Concurrent with that civil effort was a career spent traveling south and representing blacks in criminal matters. The depth of prejudice in the southern judicial system was such that obtaining a life sentence in a capital case was considered a victory. It was a judicial system in which it was common for the defendants and lawyers to be referred to as boys or niggers. When he arrived for a trial, the local blacks would shuttle him from home to home to protect him from the KKK and others.
The story told in this book is of the prosecution and persecution of four blacks in Lake County, Florida in the late 40's and early 50's. A young white woman, of relatively low repute, asserted after a night of drinking with her dissolute, on-again, off-again husband, that she had been kidnapped at gunpoint and raped by four blacks. She had not been raped and two of the four were not even within miles of her and her husband.

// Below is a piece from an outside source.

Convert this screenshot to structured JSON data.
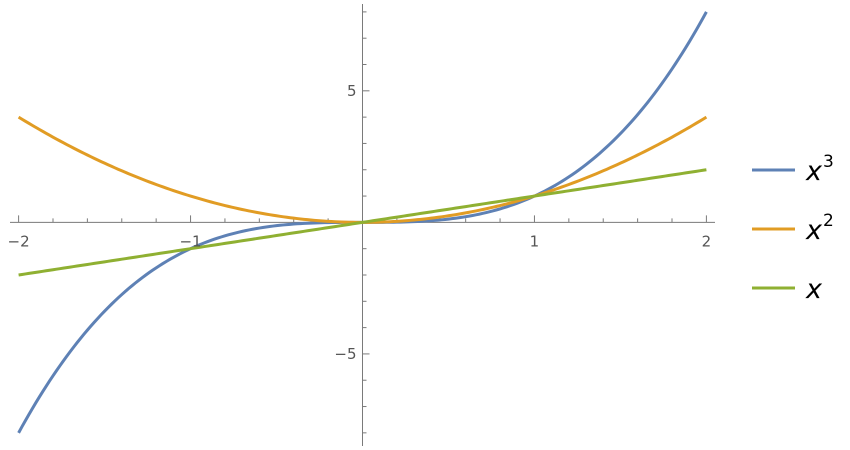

The local sheriff, Willis McCall, got his boys together, busted up the shanties the local black fruit-pickers lived in, and arrested two local men and a young boy. After merciless beatings, they confessed. The fourth was tracked down, shot in a swamp, and his body dropped in a river. Justice was miscarried throughout a kangaroo trial, with a hanging judge who overruled every defense motion and objection, while he whittled on the bench. Marshall joined the appeal and had the conviction overturned. The second trial was now a national news phenomenon that ended with the same result. Years later, a Florida governor, with an eye toward northern tourism, would commute a death sentence to life. The beatings, the bigotry, the hatred, the bombing and murder of interested parties, the shot 'while trying to escape', the intimidation of witnesses and journalists, the threats, the cloaking of it all in legality, the sheer stupidity of it all is not what shocks. It's the fact that it happened all on one case, not in isolated instances. And the sheriff who did all of this between 1948 and 1955, ignored the FBI, evaded justice and wasn't voted out of office until 1972. There are moments in this book, when you almost think the author is making it up. I highly recommend it.